Large-batch training approaches have enabled researchers to utilize large-scale distributed processing and greatly accelerate deep-neural net (DNN) training. For example, by scaling the batch size from 256 to 32K, researchers have been able to reduce the training time of ResNet50 on ImageNet from 29 hours to 2.2 minutes (Ying et al., 2018). In this paper, we propose a new approach called linear-epoch gradual-warmup (LEGW) for better large-batch training. With LEGW, we are able to conduct large-batch training for both CNNs and RNNs with the Sqrt Scaling scheme. LEGW enables Sqrt Scaling scheme to be useful in practice and as a result we achieve much better results than the Linear Scaling learning rate scheme.
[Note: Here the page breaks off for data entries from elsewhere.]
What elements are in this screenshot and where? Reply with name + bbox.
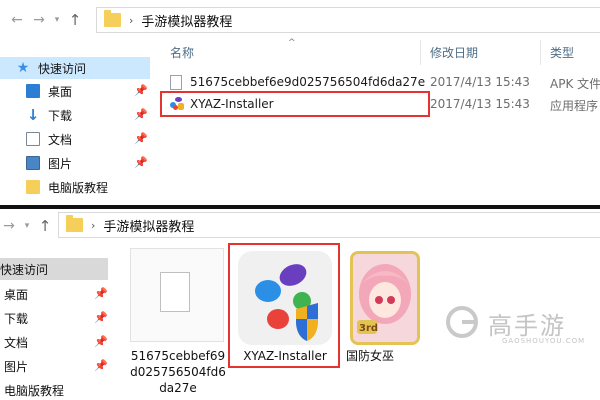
pin-icon[interactable]: 📌	[94, 287, 108, 300]
pin-icon[interactable]: 📌	[94, 335, 108, 348]
sidebar-item-desktop[interactable]: 桌面	[4, 283, 28, 305]
top-address-bar: ← → ▾ ↑ › 手游模拟器教程	[0, 0, 600, 40]
sidebar-item-label: 快速访问	[38, 61, 87, 76]
sidebar-item-label: 图片	[4, 359, 29, 374]
sidebar-item-label: 桌面	[4, 287, 29, 302]
document-icon	[26, 132, 40, 146]
pin-icon[interactable]: 📌	[134, 156, 148, 169]
column-divider[interactable]	[540, 40, 541, 65]
sidebar-item-pc-tutorial[interactable]: 电脑版教程	[26, 176, 108, 198]
bottom-address-bar: → ▾ ↑ › 手游模拟器教程	[0, 209, 600, 243]
sidebar-item-label: 下载	[48, 108, 73, 123]
game-app-icon[interactable]: 3rd	[350, 251, 420, 345]
sidebar-item-label: 桌面	[48, 84, 73, 99]
sidebar-item-label: 图片	[48, 156, 73, 171]
breadcrumb[interactable]: 手游模拟器教程	[141, 11, 232, 30]
column-divider[interactable]	[420, 40, 421, 65]
up-arrow-icon[interactable]: ↑	[34, 215, 56, 237]
highlight-box	[228, 243, 340, 368]
folder-icon	[104, 10, 121, 27]
sidebar-item-pc-tutorial[interactable]: 电脑版教程	[4, 379, 64, 400]
address-field[interactable]: › 手游模拟器教程	[96, 7, 600, 33]
breadcrumb[interactable]: 手游模拟器教程	[103, 216, 194, 235]
watermark-url: GAOSHOUYOU.COM	[502, 337, 586, 345]
forward-arrow-icon[interactable]: →	[28, 9, 50, 31]
tile-caption[interactable]: 51675cebbef69d025756504fd6da27e	[128, 348, 228, 396]
breadcrumb-separator-icon: ›	[91, 218, 96, 232]
sidebar-item-label: 电脑版教程	[48, 180, 109, 195]
watermark-brand: 高手游	[488, 312, 566, 340]
file-icon	[170, 74, 182, 90]
folder-icon	[26, 180, 40, 194]
sidebar-item-pictures[interactable]: 图片	[26, 152, 72, 174]
column-header-name[interactable]: 名称	[170, 44, 194, 61]
recent-locations-icon[interactable]: ▾	[20, 215, 34, 237]
sidebar-item-downloads[interactable]: 下载	[4, 307, 28, 329]
file-type: APK 文件	[550, 77, 600, 91]
sidebar-item-label: 文档	[4, 335, 29, 350]
up-arrow-icon[interactable]: ↑	[64, 9, 86, 31]
blank-file-icon	[160, 272, 190, 312]
pin-icon[interactable]: 📌	[94, 359, 108, 372]
file-type: 应用程序	[550, 99, 599, 113]
anime-character-icon: 3rd	[353, 254, 417, 342]
file-date: 2017/4/13 15:43	[430, 75, 530, 89]
watermark: 高手游 GAOSHOUYOU.COM	[440, 300, 600, 350]
forward-arrow-icon[interactable]: →	[0, 215, 20, 237]
column-header-date[interactable]: 修改日期	[430, 44, 478, 61]
column-header-type[interactable]: 类型	[550, 44, 574, 61]
desktop-icon	[26, 84, 40, 98]
breadcrumb-separator-icon: ›	[129, 13, 134, 27]
sidebar-item-label: 电脑版教程	[4, 383, 65, 398]
sidebar-item-label: 下载	[4, 311, 29, 326]
sidebar-item-documents[interactable]: 文档	[4, 331, 28, 353]
sidebar-item-label: 文档	[48, 132, 73, 147]
sidebar-item-desktop[interactable]: 桌面	[26, 80, 72, 102]
address-field[interactable]: › 手游模拟器教程	[58, 212, 600, 238]
file-date: 2017/4/13 15:43	[430, 97, 530, 111]
sidebar-item-quick-access[interactable]: 快速访问	[0, 258, 108, 280]
sidebar-item-label: 快速访问	[0, 262, 49, 277]
picture-icon	[26, 156, 40, 170]
pin-icon[interactable]: 📌	[134, 84, 148, 97]
sidebar-item-documents[interactable]: 文档	[26, 128, 72, 150]
sort-ascending-icon: ^	[288, 38, 296, 48]
svg-text:3rd: 3rd	[359, 323, 378, 334]
file-row[interactable]: 51675cebbef6e9d025756504fd6da27e	[170, 72, 425, 92]
recent-locations-icon[interactable]: ▾	[50, 9, 64, 31]
sidebar-item-pictures[interactable]: 图片	[4, 355, 28, 377]
star-icon: ★	[16, 60, 30, 76]
back-arrow-icon[interactable]: ←	[6, 9, 28, 31]
pin-icon[interactable]: 📌	[134, 108, 148, 121]
file-name: 51675cebbef6e9d025756504fd6da27e	[190, 75, 426, 89]
highlight-box	[160, 91, 430, 117]
pin-icon[interactable]: 📌	[134, 132, 148, 145]
pin-icon[interactable]: 📌	[94, 311, 108, 324]
sidebar-item-quick-access[interactable]: ★ 快速访问	[0, 57, 150, 79]
tile-caption[interactable]: 国防女巫	[346, 348, 406, 364]
top-explorer-window: ← → ▾ ↑ › 手游模拟器教程 ★ 快速访问 桌面 📌 ↓ 下载 📌 文档 …	[0, 0, 600, 205]
download-icon: ↓	[26, 106, 40, 124]
sidebar-item-downloads[interactable]: ↓ 下载	[26, 104, 72, 126]
folder-icon	[66, 215, 83, 232]
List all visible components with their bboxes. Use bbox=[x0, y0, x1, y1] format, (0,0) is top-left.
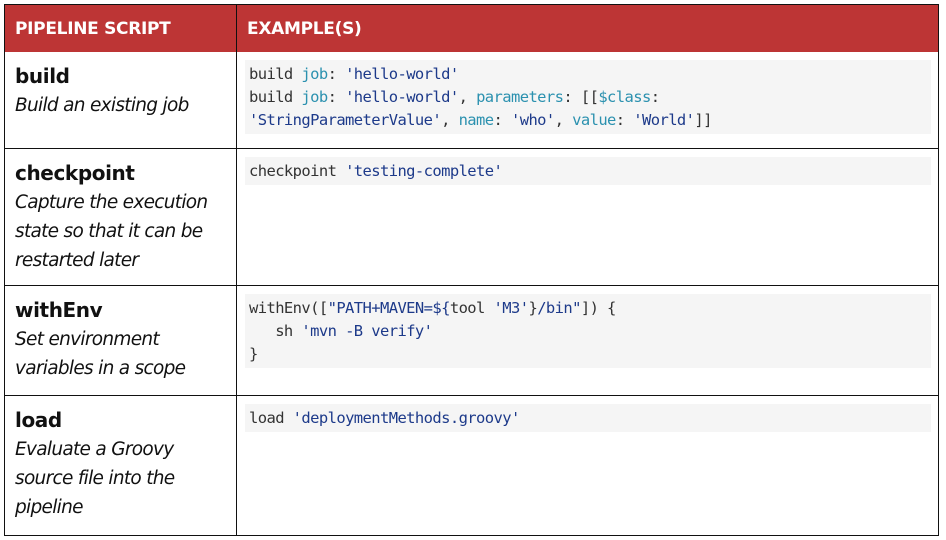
code-line: } bbox=[249, 343, 927, 366]
code-text: : bbox=[327, 88, 346, 106]
step-name: build bbox=[15, 64, 70, 88]
description-line: Set environment bbox=[15, 329, 160, 350]
code-line: build job: 'hello-world' bbox=[249, 63, 927, 86]
description-line: source file into the bbox=[15, 468, 175, 489]
description-line: Build an existing job bbox=[15, 95, 189, 116]
code-text: } bbox=[528, 299, 538, 317]
code-keyword: name bbox=[458, 111, 495, 129]
code-text: : bbox=[650, 88, 660, 106]
row-build-example: build job: 'hello-world' build job: 'hell… bbox=[237, 52, 938, 149]
code-example: load 'deploymentMethods.groovy' bbox=[245, 404, 931, 432]
row-checkpoint-step: checkpoint Capture the execution state so… bbox=[5, 149, 237, 286]
code-text: ]) { bbox=[580, 299, 617, 317]
code-string: 'M3' bbox=[493, 299, 530, 317]
code-example: withEnv(["PATH+MAVEN=${tool 'M3'}/bin"])… bbox=[245, 294, 931, 368]
code-text: : [[ bbox=[563, 88, 599, 106]
header-examples: EXAMPLE(S) bbox=[237, 5, 938, 52]
code-string: 'testing-complete' bbox=[345, 162, 503, 180]
code-keyword: value bbox=[572, 111, 616, 129]
code-text: build bbox=[249, 88, 302, 106]
code-text: , bbox=[441, 111, 459, 129]
code-text: , bbox=[458, 88, 477, 106]
code-line: sh 'mvn -B verify' bbox=[249, 320, 927, 343]
description-line: pipeline bbox=[15, 497, 83, 518]
code-text: tool bbox=[449, 299, 494, 317]
code-string: 'deploymentMethods.groovy' bbox=[292, 409, 521, 427]
description-line: restarted later bbox=[15, 250, 139, 271]
code-keyword: $class bbox=[598, 88, 651, 106]
code-line: withEnv(["PATH+MAVEN=${tool 'M3'}/bin"])… bbox=[249, 297, 927, 320]
code-line: 'StringParameterValue', name: 'who', val… bbox=[249, 109, 927, 132]
code-text: : bbox=[615, 111, 634, 129]
pipeline-steps-table: PIPELINE SCRIPT EXAMPLE(S) build Build a… bbox=[4, 4, 939, 536]
row-checkpoint-example: checkpoint 'testing-complete' bbox=[237, 149, 938, 286]
code-example: checkpoint 'testing-complete' bbox=[245, 157, 931, 185]
step-name: load bbox=[15, 408, 62, 432]
code-keyword: job bbox=[301, 65, 328, 83]
row-withenv-example: withEnv(["PATH+MAVEN=${tool 'M3'}/bin"])… bbox=[237, 286, 938, 396]
code-line: checkpoint 'testing-complete' bbox=[249, 160, 927, 183]
code-text: : bbox=[493, 111, 511, 129]
row-load-step: load Evaluate a Groovy source file into t… bbox=[5, 396, 237, 535]
description-line: Evaluate a Groovy bbox=[15, 439, 174, 460]
code-string: 'who' bbox=[510, 111, 555, 129]
code-string: 'hello-world' bbox=[345, 65, 459, 83]
code-text: withEnv([ bbox=[249, 299, 328, 317]
code-text: checkpoint bbox=[249, 162, 346, 180]
code-string: 'World' bbox=[633, 111, 695, 129]
description-line: Capture the execution bbox=[15, 192, 208, 213]
step-description: Capture the execution state so that it ca… bbox=[5, 185, 236, 275]
code-line: build job: 'hello-world', parameters: [[… bbox=[249, 86, 927, 109]
header-pipeline-script: PIPELINE SCRIPT bbox=[5, 5, 237, 52]
code-text: : bbox=[327, 65, 346, 83]
description-line: variables in a scope bbox=[15, 358, 186, 379]
code-text: load bbox=[249, 409, 293, 427]
step-name: checkpoint bbox=[15, 161, 135, 185]
code-text: build bbox=[249, 65, 302, 83]
code-text: } bbox=[249, 345, 258, 363]
step-description: Build an existing job bbox=[5, 88, 236, 120]
code-text: sh bbox=[249, 322, 302, 340]
code-string: 'mvn -B verify' bbox=[301, 322, 433, 340]
description-line: state so that it can be bbox=[15, 221, 203, 242]
code-string: 'hello-world' bbox=[345, 88, 459, 106]
row-withenv-step: withEnv Set environment variables in a sc… bbox=[5, 286, 237, 396]
code-example: build job: 'hello-world' build job: 'hell… bbox=[245, 60, 931, 134]
step-name: withEnv bbox=[15, 298, 103, 322]
code-string: "PATH+MAVEN=${ bbox=[327, 299, 451, 317]
code-keyword: parameters bbox=[476, 88, 564, 106]
code-string: 'StringParameterValue' bbox=[249, 111, 442, 129]
code-text: ]] bbox=[694, 111, 712, 129]
step-description: Evaluate a Groovy source file into the pip… bbox=[5, 432, 236, 522]
row-load-example: load 'deploymentMethods.groovy' bbox=[237, 396, 938, 535]
code-string: /bin" bbox=[537, 299, 581, 317]
code-text: , bbox=[554, 111, 573, 129]
row-build-step: build Build an existing job bbox=[5, 52, 237, 149]
code-keyword: job bbox=[301, 88, 328, 106]
code-line: load 'deploymentMethods.groovy' bbox=[249, 407, 927, 430]
step-description: Set environment variables in a scope bbox=[5, 322, 236, 383]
For LSTM applications, we are able to scale the batch size by a factor of 64 without losing accuracy and without tuning the hyper-parameters. For CNN applications, LEGW is able to achieve the same accuracy even as we scale the batch size to 32K. LEGW works better than previous large-batch auto-tuning techniques. LEGW achieves a 5.3X average speedup over the baselines for four LSTM-based applications on the same hardware. We also provide some theoretical explanations for LEGW.